No single camera is good for every situation, and sometimes what was once a great solution gets eclipsed. I shot Nikon for 50 years. My last Nikon pro cameras were a D5 and a D4S, but I wanted to switch to mirrorless. Canon was just a bit quicker than Nikon to come out with a camera that would be good for my specialty, which is auto racing. That is why I no longer shoot Nikon. If they had come out with the Z9 a bit sooner, I’d probably still be a Nikon shooter.

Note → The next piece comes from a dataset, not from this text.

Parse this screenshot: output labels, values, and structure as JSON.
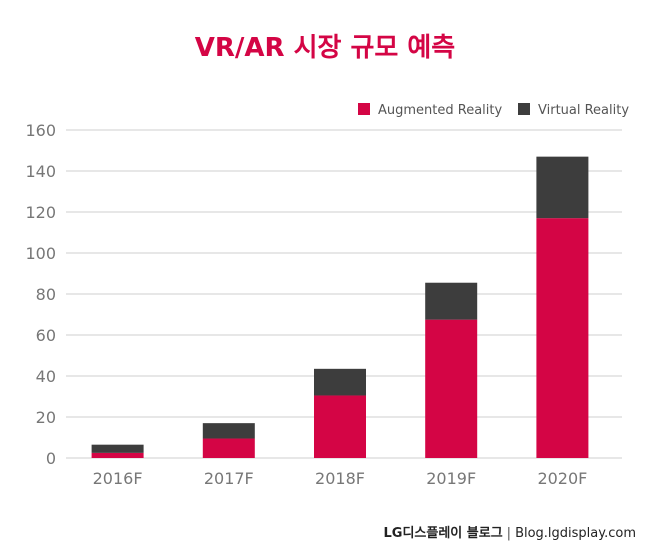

My iPhone 14 Pro Max works well for me when I’m shooting from a static position, but they tend to produce blurry results under dark lighting from a moving vantage point. Also, the camera controls are absolutely terrible, and result in a bunch of missed shots.
In situations that suit their strengths, I think good cellphone cameras are overall better than our heavy pro cameras, but I don’t plan on abandoning mine any time soon.